Content originally posted in LPCWare by drobe011 on Mon Feb 17 15:20:27 MST 2014
Recently I ran into an issue that is likely a non problem; mainly because I
rewrote the code, but the issue still troubles me.
Issue:
Function placed into .rodata section with no compiler optimizations.
LPC811
LPCXpresso 6.14
LPCOpen v2.01
Linux Fedora 20 x64
Using straight C (no C++)
(with no optimizations)
.text size is 3900
.data is 0
.bss is 284
The function consists of a switch statement with 6 cases. It still goes into
.rodata if I comment out everything with the exception of the switch-case
structure.
The function is called via a function pointer with no parameters and returns no value.
If there are only 4 cases, it does not go into .rodata. More than 4 it goes
in. Doesn't matter which ones, just as long as there are more than 4, it goes
in.
I compiled the same code, using LPCOpen v2.01 on IAR and it does not go into
.rodata. (using the same machine, but running XP in VB).
If I compile the project with any optimizations, all is good.
If I add __attribute__((optimize(1))) to the function prototype and compile the
project with no optimization, all is good.

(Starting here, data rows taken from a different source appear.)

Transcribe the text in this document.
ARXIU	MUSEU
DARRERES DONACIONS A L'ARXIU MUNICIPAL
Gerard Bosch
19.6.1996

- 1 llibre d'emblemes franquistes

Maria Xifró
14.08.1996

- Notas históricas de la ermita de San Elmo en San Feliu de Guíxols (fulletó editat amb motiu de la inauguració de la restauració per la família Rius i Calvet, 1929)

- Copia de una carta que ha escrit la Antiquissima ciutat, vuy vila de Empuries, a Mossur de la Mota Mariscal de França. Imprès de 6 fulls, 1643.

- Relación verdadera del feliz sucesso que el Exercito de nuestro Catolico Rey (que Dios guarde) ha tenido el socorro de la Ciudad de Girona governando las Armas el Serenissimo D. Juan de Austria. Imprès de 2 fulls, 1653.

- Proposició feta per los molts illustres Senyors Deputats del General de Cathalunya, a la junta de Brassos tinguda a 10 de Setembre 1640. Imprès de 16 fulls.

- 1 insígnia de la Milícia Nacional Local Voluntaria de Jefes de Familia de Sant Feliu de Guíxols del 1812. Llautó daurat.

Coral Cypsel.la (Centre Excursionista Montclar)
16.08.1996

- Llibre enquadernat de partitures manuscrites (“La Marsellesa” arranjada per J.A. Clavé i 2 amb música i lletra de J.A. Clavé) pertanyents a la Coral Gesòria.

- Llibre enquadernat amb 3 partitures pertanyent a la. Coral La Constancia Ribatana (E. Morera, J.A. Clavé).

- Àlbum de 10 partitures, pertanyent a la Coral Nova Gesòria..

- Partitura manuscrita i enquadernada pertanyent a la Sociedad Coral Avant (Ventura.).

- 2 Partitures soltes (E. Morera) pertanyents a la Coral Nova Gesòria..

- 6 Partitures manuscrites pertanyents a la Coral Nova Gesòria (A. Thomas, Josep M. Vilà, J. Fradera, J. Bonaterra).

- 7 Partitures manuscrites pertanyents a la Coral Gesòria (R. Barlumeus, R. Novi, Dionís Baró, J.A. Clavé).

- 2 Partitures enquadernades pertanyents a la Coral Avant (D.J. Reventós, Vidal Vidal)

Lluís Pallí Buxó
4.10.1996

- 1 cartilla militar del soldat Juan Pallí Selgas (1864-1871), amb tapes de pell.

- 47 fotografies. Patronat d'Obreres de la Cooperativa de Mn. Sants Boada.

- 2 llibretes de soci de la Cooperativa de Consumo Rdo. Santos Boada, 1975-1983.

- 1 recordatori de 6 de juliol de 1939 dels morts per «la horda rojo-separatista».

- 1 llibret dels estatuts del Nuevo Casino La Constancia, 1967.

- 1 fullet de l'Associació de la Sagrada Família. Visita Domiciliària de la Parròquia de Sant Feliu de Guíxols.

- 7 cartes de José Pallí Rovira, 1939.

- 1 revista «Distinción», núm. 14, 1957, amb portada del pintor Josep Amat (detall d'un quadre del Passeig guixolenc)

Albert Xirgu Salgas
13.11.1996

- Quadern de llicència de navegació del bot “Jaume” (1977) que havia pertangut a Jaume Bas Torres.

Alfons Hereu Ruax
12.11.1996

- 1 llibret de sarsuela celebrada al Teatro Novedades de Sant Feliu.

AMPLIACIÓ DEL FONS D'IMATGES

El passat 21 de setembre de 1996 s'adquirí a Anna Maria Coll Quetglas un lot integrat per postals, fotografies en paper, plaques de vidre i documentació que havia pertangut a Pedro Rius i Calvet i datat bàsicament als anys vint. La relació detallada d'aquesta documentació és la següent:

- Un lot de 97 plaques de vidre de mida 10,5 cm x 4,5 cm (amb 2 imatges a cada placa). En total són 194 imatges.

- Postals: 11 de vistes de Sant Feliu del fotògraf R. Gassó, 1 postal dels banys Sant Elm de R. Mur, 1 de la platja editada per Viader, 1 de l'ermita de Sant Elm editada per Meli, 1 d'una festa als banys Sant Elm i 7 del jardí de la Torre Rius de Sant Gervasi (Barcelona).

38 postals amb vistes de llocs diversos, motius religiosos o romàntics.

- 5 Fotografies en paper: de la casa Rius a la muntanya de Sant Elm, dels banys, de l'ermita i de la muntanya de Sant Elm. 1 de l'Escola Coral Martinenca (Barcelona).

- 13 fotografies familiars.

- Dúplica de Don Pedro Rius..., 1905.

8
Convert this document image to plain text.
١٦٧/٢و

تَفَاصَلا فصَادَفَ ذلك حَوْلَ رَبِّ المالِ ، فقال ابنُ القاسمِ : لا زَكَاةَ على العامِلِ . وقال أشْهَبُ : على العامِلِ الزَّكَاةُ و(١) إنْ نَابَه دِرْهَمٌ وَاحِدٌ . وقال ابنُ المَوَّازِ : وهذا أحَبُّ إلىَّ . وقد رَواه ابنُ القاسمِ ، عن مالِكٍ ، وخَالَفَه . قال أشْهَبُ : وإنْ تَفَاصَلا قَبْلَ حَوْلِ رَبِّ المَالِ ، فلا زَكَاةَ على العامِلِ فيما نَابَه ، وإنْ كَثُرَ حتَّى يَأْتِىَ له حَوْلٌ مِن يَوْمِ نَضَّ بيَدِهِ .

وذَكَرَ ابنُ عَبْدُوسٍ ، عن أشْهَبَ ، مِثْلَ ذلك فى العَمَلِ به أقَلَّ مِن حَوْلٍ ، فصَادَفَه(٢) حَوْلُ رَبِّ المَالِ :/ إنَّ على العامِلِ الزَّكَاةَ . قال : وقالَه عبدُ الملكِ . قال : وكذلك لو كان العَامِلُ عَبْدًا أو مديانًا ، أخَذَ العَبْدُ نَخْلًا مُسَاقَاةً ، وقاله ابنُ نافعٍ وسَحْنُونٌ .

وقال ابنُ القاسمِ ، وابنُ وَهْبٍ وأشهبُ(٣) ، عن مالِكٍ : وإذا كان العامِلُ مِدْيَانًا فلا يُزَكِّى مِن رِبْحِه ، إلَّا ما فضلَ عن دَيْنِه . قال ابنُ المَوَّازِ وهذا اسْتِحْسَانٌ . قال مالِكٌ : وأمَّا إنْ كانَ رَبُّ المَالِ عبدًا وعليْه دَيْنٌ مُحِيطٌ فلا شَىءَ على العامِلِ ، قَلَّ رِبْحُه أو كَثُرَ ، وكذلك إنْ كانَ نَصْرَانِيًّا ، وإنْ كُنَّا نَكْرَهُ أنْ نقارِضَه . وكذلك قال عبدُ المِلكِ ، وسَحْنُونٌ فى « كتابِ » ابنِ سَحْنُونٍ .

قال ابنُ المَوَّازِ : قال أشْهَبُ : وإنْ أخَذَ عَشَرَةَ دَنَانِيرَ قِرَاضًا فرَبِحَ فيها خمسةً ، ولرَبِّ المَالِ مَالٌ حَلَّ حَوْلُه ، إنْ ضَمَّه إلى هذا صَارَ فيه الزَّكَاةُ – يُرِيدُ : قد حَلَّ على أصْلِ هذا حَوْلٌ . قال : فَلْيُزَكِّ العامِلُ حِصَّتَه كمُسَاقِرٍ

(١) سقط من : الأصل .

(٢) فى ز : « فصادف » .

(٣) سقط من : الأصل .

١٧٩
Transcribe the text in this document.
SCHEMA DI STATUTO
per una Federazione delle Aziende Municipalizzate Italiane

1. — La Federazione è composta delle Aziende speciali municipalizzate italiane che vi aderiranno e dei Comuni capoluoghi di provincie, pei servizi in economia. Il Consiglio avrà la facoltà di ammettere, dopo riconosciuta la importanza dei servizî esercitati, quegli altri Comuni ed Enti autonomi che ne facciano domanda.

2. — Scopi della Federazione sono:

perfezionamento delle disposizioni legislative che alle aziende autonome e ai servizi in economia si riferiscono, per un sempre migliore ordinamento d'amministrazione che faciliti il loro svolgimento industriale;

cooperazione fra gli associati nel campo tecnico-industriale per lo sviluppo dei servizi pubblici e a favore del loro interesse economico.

It sounds more like I am violating a GCC coding practice, but I have not seen
it before nor can I find anything too specific about it.
However, I wrote a small test building against CMSIS v2.10 in LPCXpresso 6.14
using LPC1347 as the target; nothing unusual.
Used the same test with LPCOpen v2.01 in LPCXpresso 6.14
using LPC811 as the target; function goes into .rodata.
Any ideas or pointers? Or am I being too OCD about where everything is going?